Last November, an anonymous letter arrived at the offices of Birmingham City Council. It purported to describe “Operation Trojan Horse”, a plot through which Islamists were alleged, over a period of years, to have infiltrated school governing bodies in the city and, in effect, taken them over. Allegations began to circulate of gender-segregated classes, compulsory Islamic prayers and fundamentalist preachers leading assemblies in what were secular schools.
Blame has since been attached to the council, the police and two departments of state. However, it remains surprisingly unclear whether such a plot ever occurred. There is little evidence of any systemic infiltration of Birmingham’s school system by Islamic extremists; many of the more hysterical allegations remain unproven. The original letter may have even been a hoax.
In a Commons speech on 9 June, the Education Secretary, Michael Gove, said that as a result of the inquiries into 21 Birmingham schools the government would require all schools “actively [to] promote British values”. These, a spokesperson explained, included democracy, the rule of law, liberty, tolerance and respect. Such values are a fine basis on which to organise a society but they tell us almost nothing about what appropriate school uniform policies should be, or the ethics and desirability of gender-segregated swimming lessons.
Mr Gove has also granted Ofsted, the schools inspectorate, the power to inspect any state school at any time without prior warning. But why should we trust Ofsted? The “Trojan horse” affair has served to expose the inspectorate’s own failings. Several Birmingham schools graded as good or outstanding when last inspected have, following further inspection, been reclassified as “inadequate”. It is difficult to see how both sets of ratings can have been correct.

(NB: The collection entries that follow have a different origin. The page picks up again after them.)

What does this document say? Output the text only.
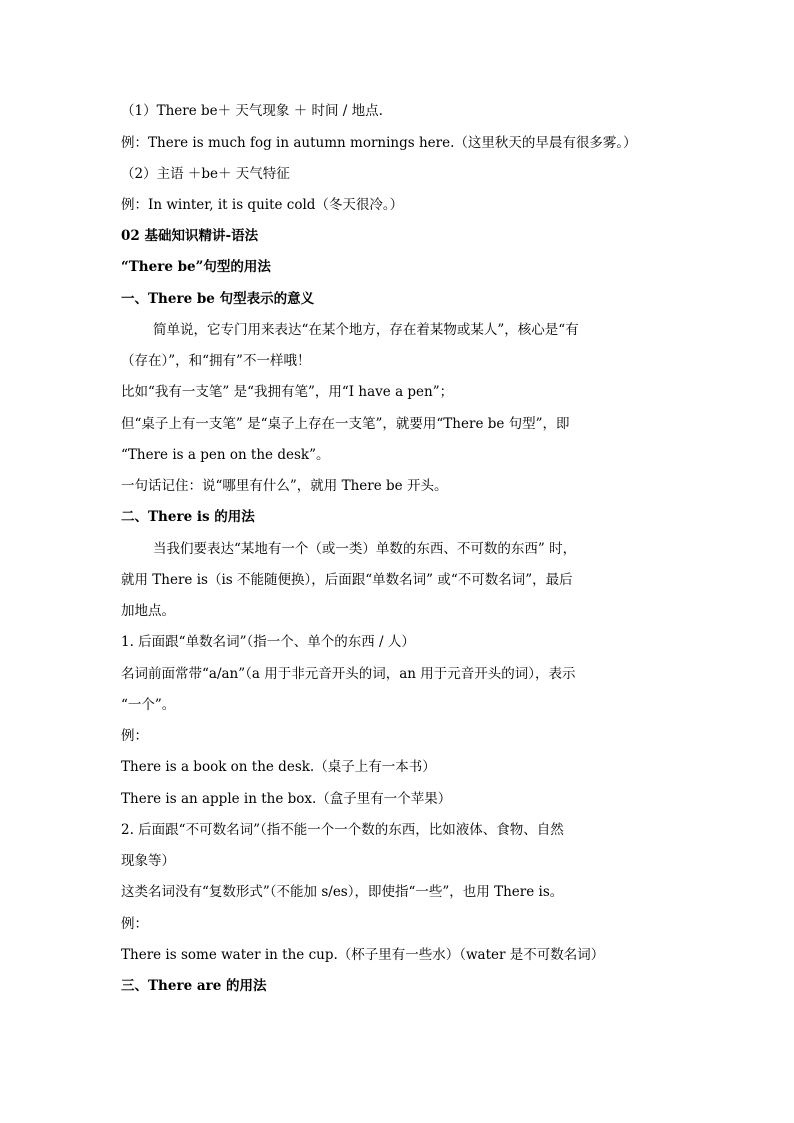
（1）There be＋ 天气现象 ＋ 时间 / 地点.
例：There is much fog in autumn mornings here.（这里秋天的早晨有很多雾。）
（2）主语 ＋be＋ 天气特征
例：In winter, it is quite cold（冬天很冷。）
02 基础知识精讲-语法
“There be”句型的用法
一、There be 句型表示的意义
简单说，它专门用来表达“在某个地方，存在着某物或某人”，核心是“有
（存在）”，和“拥有”不一样哦！
比如“我有一支笔” 是“我拥有笔”，用“I have a pen”；
但“桌子上有一支笔” 是“桌子上存在一支笔”，就要用“There be 句型”，即
“There is a pen on the desk”。
一句话记住：说“哪里有什么”，就用 There be 开头。
二、There is 的用法
当我们要表达“某地有一个（或一类）单数的东西、不可数的东西” 时，
就用 There is（is 不能随便换），后面跟“单数名词” 或“不可数名词”，最后
加地点。
1. 后面跟“单数名词”（指一个、单个的东西 / 人）
名词前面常带“a/an”（a 用于非元音开头的词，an 用于元音开头的词），表示
“一个”。
例：
There is a book on the desk.（桌子上有一本书）
There is an apple in the box.（盒子里有一个苹果）
2. 后面跟“不可数名词”（指不能一个一个数的东西，比如液体、食物、自然
现象等）
这类名词没有“复数形式”（不能加 s/es），即使指“一些”，也用 There is。
例：
There is some water in the cup.（杯子里有一些水）（water 是不可数名词）
三、There are 的用法
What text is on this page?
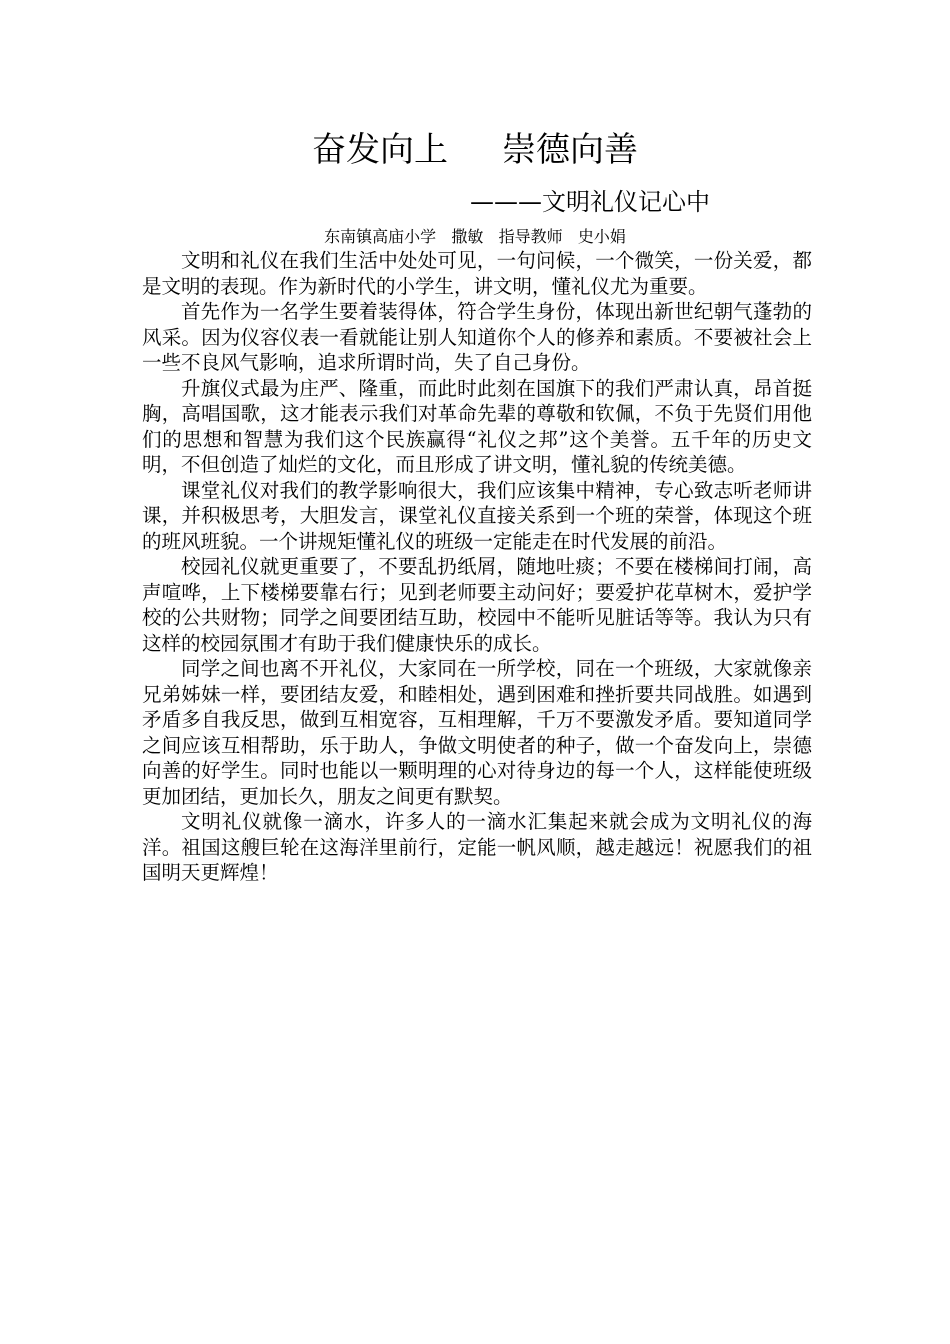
奋发向上     崇德向善
———文明礼仪记心中
东南镇高庙小学   撒敏   指导教师   史小娟

文明和礼仪在我们生活中处处可见，一句问候，一个微笑，一份关爱，都是文明的表现。作为新时代的小学生，讲文明，懂礼仪尤为重要。

首先作为一名学生要着装得体，符合学生身份，体现出新世纪朝气蓬勃的风采。因为仪容仪表一看就能让别人知道你个人的修养和素质。不要被社会上一些不良风气影响，追求所谓时尚，失了自己身份。

升旗仪式最为庄严、隆重，而此时此刻在国旗下的我们严肃认真，昂首挺胸，高唱国歌，这才能表示我们对革命先辈的尊敬和钦佩，不负于先贤们用他们的思想和智慧为我们这个民族赢得“礼仪之邦”这个美誉。五千年的历史文明，不但创造了灿烂的文化，而且形成了讲文明，懂礼貌的传统美德。

课堂礼仪对我们的教学影响很大，我们应该集中精神，专心致志听老师讲课，并积极思考，大胆发言，课堂礼仪直接关系到一个班的荣誉，体现这个班的班风班貌。一个讲规矩懂礼仪的班级一定能走在时代发展的前沿。

校园礼仪就更重要了，不要乱扔纸屑，随地吐痰；不要在楼梯间打闹，高声喧哗，上下楼梯要靠右行；见到老师要主动问好；要爱护花草树木，爱护学校的公共财物；同学之间要团结互助，校园中不能听见脏话等等。我认为只有这样的校园氛围才有助于我们健康快乐的成长。

同学之间也离不开礼仪，大家同在一所学校，同在一个班级，大家就像亲兄弟姊妹一样，要团结友爱，和睦相处，遇到困难和挫折要共同战胜。如遇到矛盾多自我反思，做到互相宽容，互相理解，千万不要激发矛盾。要知道同学之间应该互相帮助，乐于助人，争做文明使者的种子，做一个奋发向上，崇德向善的好学生。同时也能以一颗明理的心对待身边的每一个人，这样能使班级更加团结，更加长久，朋友之间更有默契。

文明礼仪就像一滴水，许多人的一滴水汇集起来就会成为文明礼仪的海洋。祖国这艘巨轮在这海洋里前行，定能一帆风顺，越走越远！祝愿我们的祖国明天更辉煌！
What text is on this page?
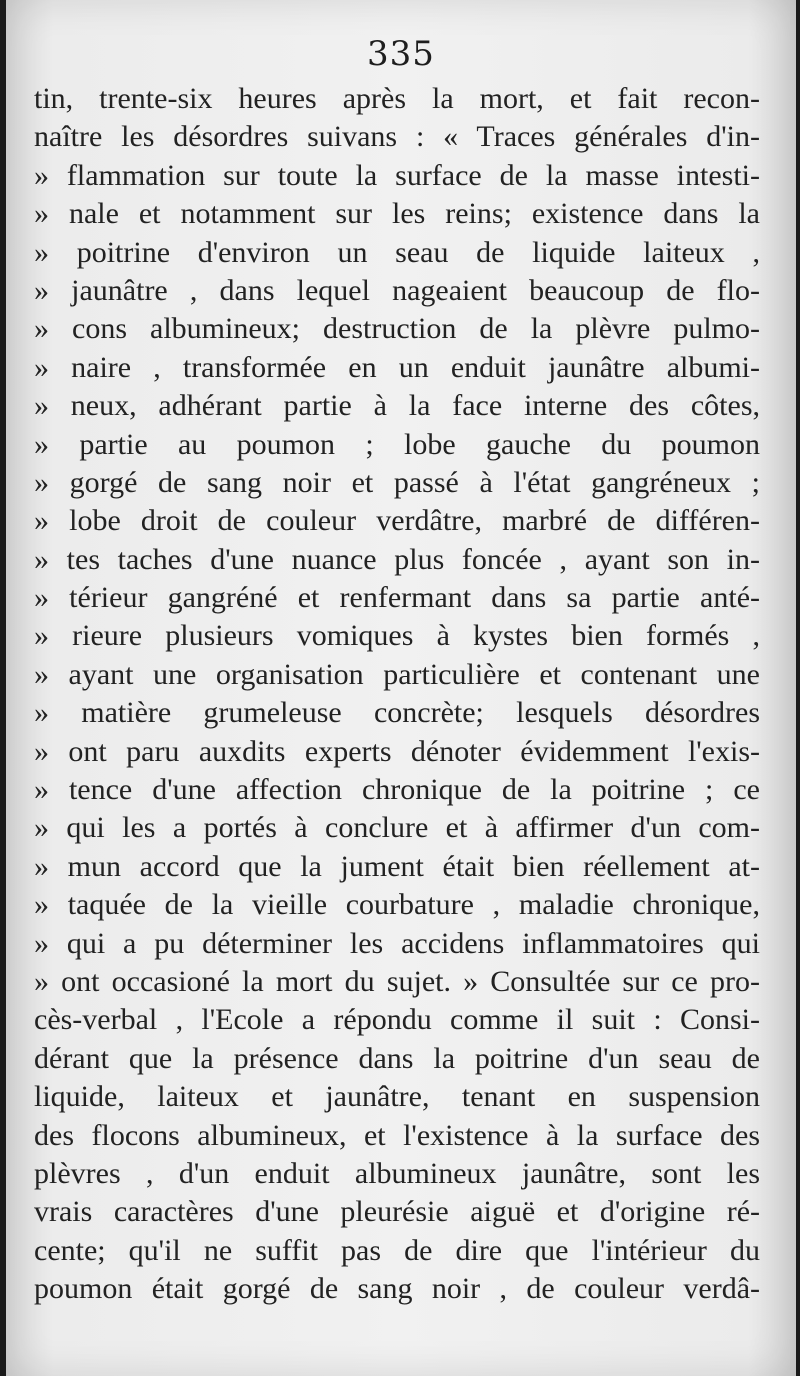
335
tin, trente-six heures après la mort, et fait recon-
naître les désordres suivans : « Traces générales d'in-
» flammation sur toute la surface de la masse intesti-
» nale et notamment sur les reins; existence dans la
» poitrine d'environ un seau de liquide laiteux ,
» jaunâtre , dans lequel nageaient beaucoup de flo-
» cons albumineux; destruction de la plèvre pulmo-
» naire , transformée en un enduit jaunâtre albumi-
» neux, adhérant partie à la face interne des côtes,
» partie au poumon ; lobe gauche du poumon
» gorgé de sang noir et passé à l'état gangréneux ;
» lobe droit de couleur verdâtre, marbré de différen-
» tes taches d'une nuance plus foncée , ayant son in-
» térieur gangréné et renfermant dans sa partie anté-
» rieure plusieurs vomiques à kystes bien formés ,
» ayant une organisation particulière et contenant une
» matière grumeleuse concrète; lesquels désordres
» ont paru auxdits experts dénoter évidemment l'exis-
» tence d'une affection chronique de la poitrine ; ce
» qui les a portés à conclure et à affirmer d'un com-
» mun accord que la jument était bien réellement at-
» taquée de la vieille courbature , maladie chronique,
» qui a pu déterminer les accidens inflammatoires qui
» ont occasioné la mort du sujet. » Consultée sur ce pro-
cès-verbal , l'Ecole a répondu comme il suit : Consi-
dérant que la présence dans la poitrine d'un seau de
liquide, laiteux et jaunâtre, tenant en suspension
des flocons albumineux, et l'existence à la surface des
plèvres , d'un enduit albumineux jaunâtre, sont les
vrais caractères d'une pleurésie aiguë et d'origine ré-
cente; qu'il ne suffit pas de dire que l'intérieur du
poumon était gorgé de sang noir , de couleur verdâ-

The Birmingham affair raises two pertinent questions about Conservative education policies. First, Ofsted found little evidence of active extremism (though it warned of a failure to protect children from it). It did, however, reveal attempts to “alter [the] character and ethos” of certain schools in Birmingham; in other words, to turn them into faith schools by other means.
It is alarming that ultra-conservative religious groups should exert, or wish to exert, an influence over the teaching of pupils. Yet such influence is at work, too, in existing faith schools – and these have been expanded under the current government. If we recoil from what is allegedly happening in secular schools in cities such as Birmingham and Bradford, should we not also be alarmed by what might be happening in faith schools across the country?
Second, how much is Mr Gove culpable for allowing schools to operate without satisfactory oversight? The motivation behind his reforms has been to “empower” head teachers and governors by encouraging schools to opt out of local authority control. Academies and free schools can depart from the National Curriculum and are accountable directly to the all-powerful Education Secretary in Whitehall, the man who thinks he knows best and believes he can control more than 24,000 schools through central diktat.
The English education system is desperately fragmented. There are fee-paying private schools, academically selective grammar schools, independent state academies and free schools, faith schools, comprehensives accountable to local authorities, and technical colleges. One serious consequence of this fragmentation has been a weakening of the mechanisms through which state schools are supposed to be monitored.
As well as being passionate about education “reform”, Mr Gove is an ardent neoconservative. In 2006, he published a book on Muslim extremism, Celsius 7/7, one chapter of which is called “The Trojan Horse”. But if he genuinely fears creeping Islamism in state schools in England, he should roll back some of his reforms and tighten regulation.